Rational Animal
- Established: 2002 (24 years ago)
- Founder: Susan Brandt
- Type: 501(c)(3) non-profit
- Focus: Animal welfare
- Location: New York City, New York, US;
- Volunteers: 60
- Website: rational-animal.org

= Rational Animal (organization) =

Rational Animal is a 501(c)(3) non-profit organization that advocates for at-risk animals, primarily in the New York City area. It was founded in 2002 by Susan Brandt.

==Projects==
- The orange Animal Guardian Ribbon started in 2003 and represents support for vulnerable animals nationwide.

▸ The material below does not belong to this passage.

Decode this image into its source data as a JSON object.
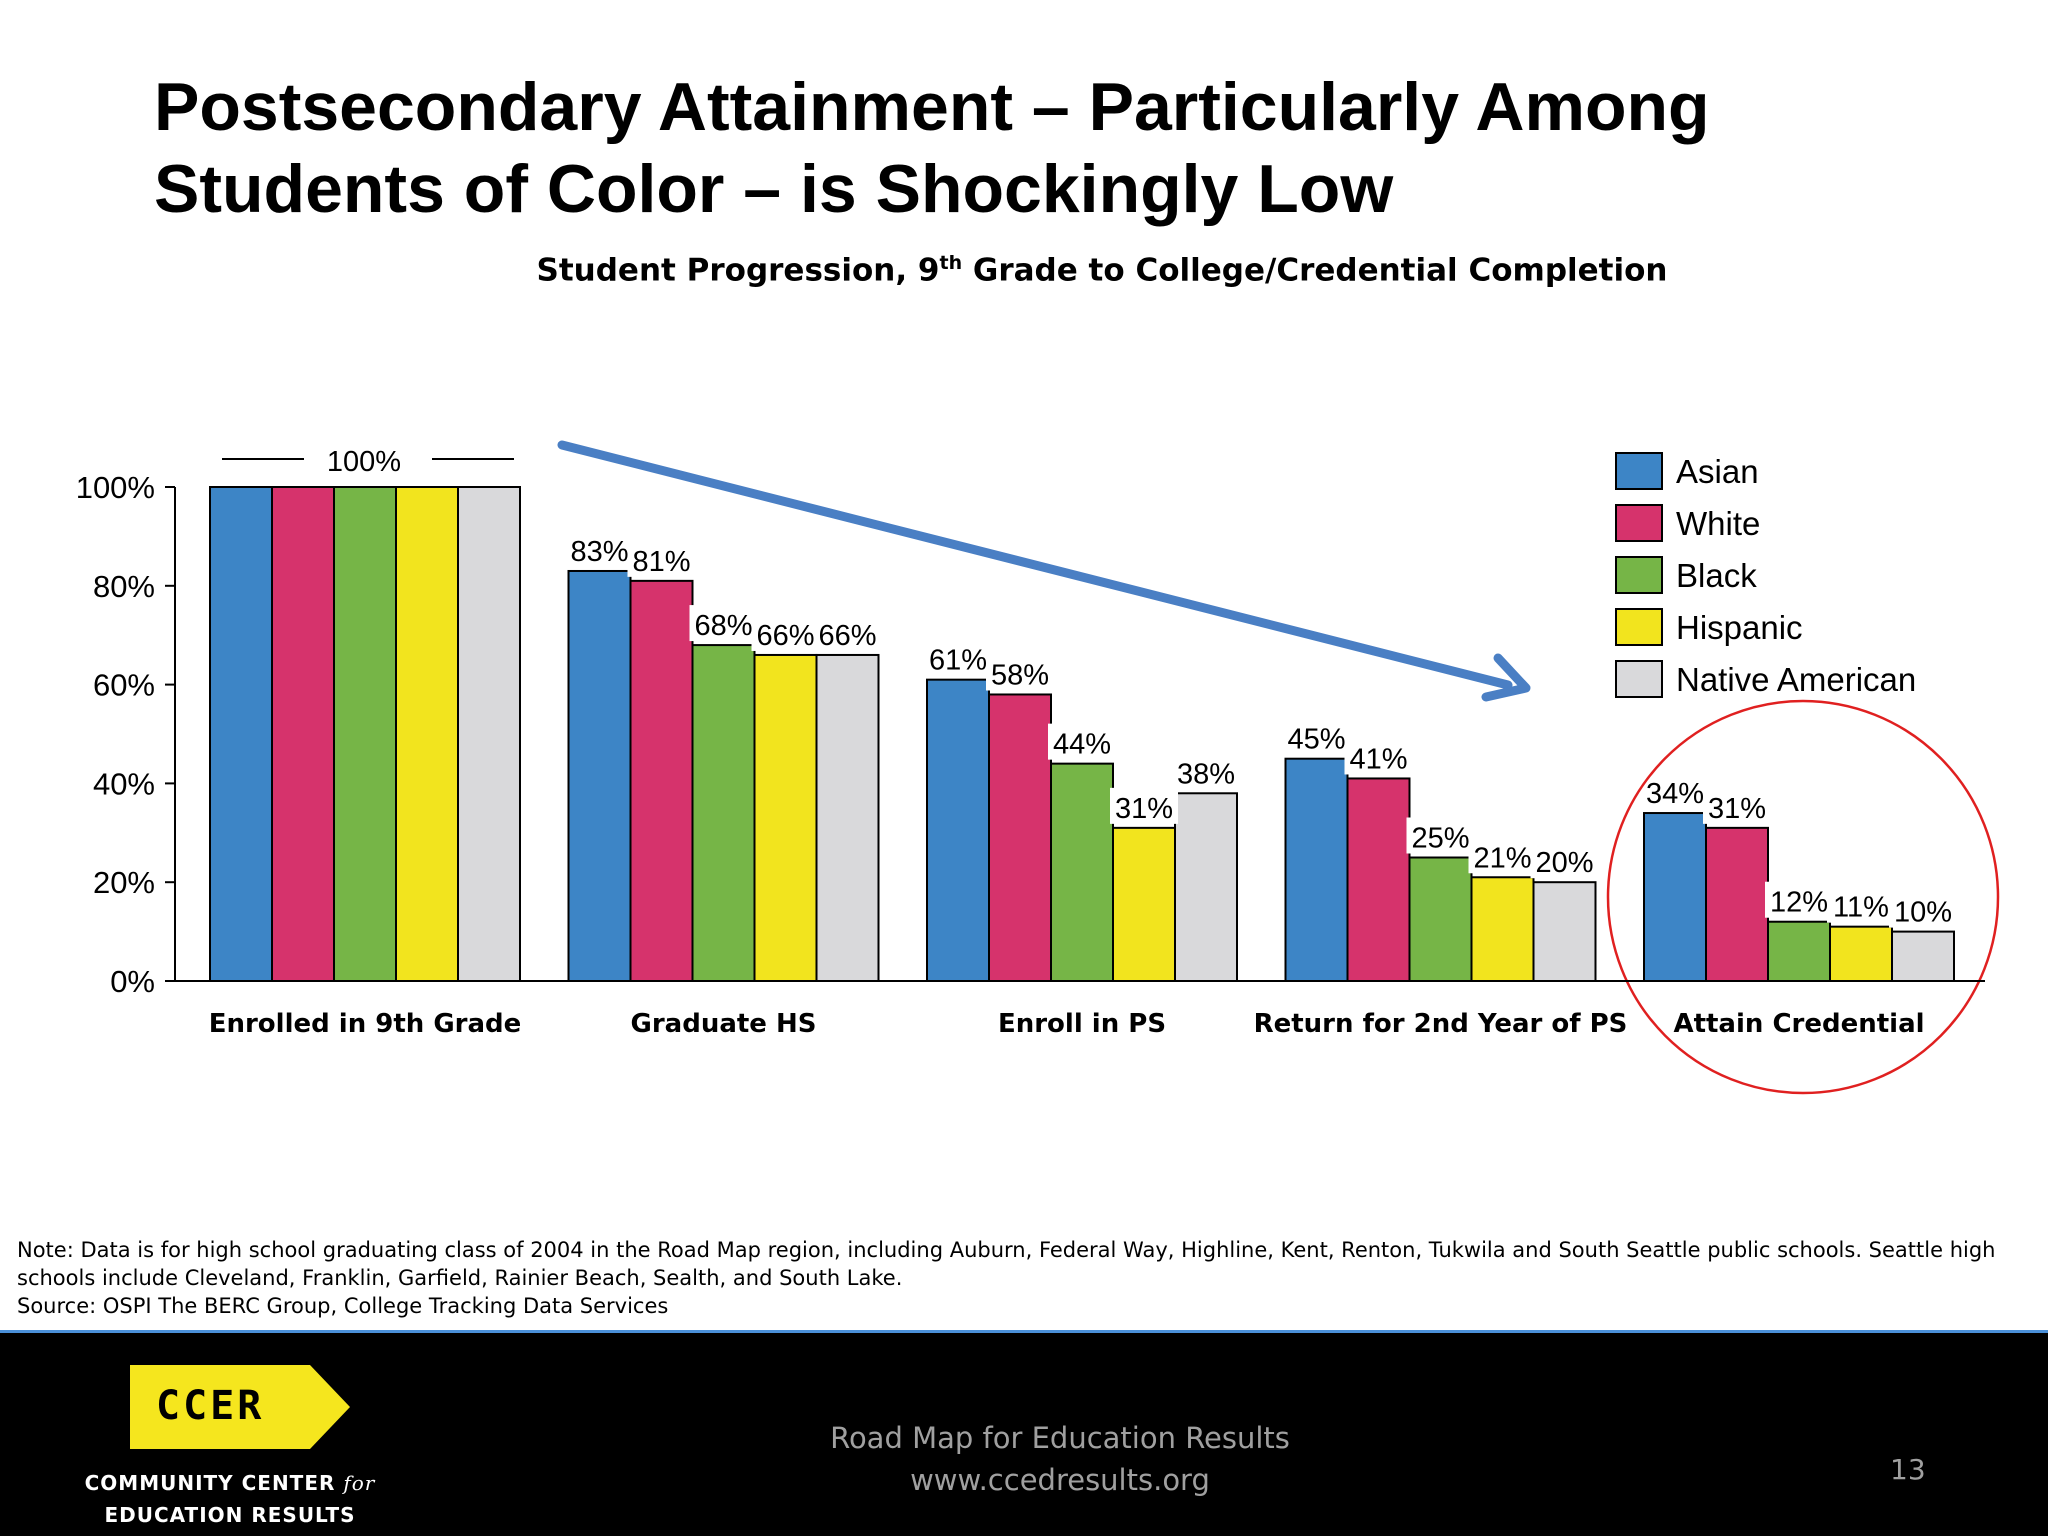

This was achieved in coordination with the Mayor's Alliance for New York City's Animals.
- Gingerbread Homes for Animals, first held in 2004, is a yearly education and fundraising event aimed at increasing awareness of at-risk animals.
- Gimme Shelter: Rock & Rescue NYC is an annual fundraising concert that began in 2006 and benefits animal rescue and no-kill shelters.
- "Trails to Tails" is a map of New York City highlighting various animal-friendly locations such as adoption shelters and dog parks. The project began in 2004 and was released to the public in 2010, with funding from the ASPCA, the Pedigree Foundation, and New York Tails Magazine.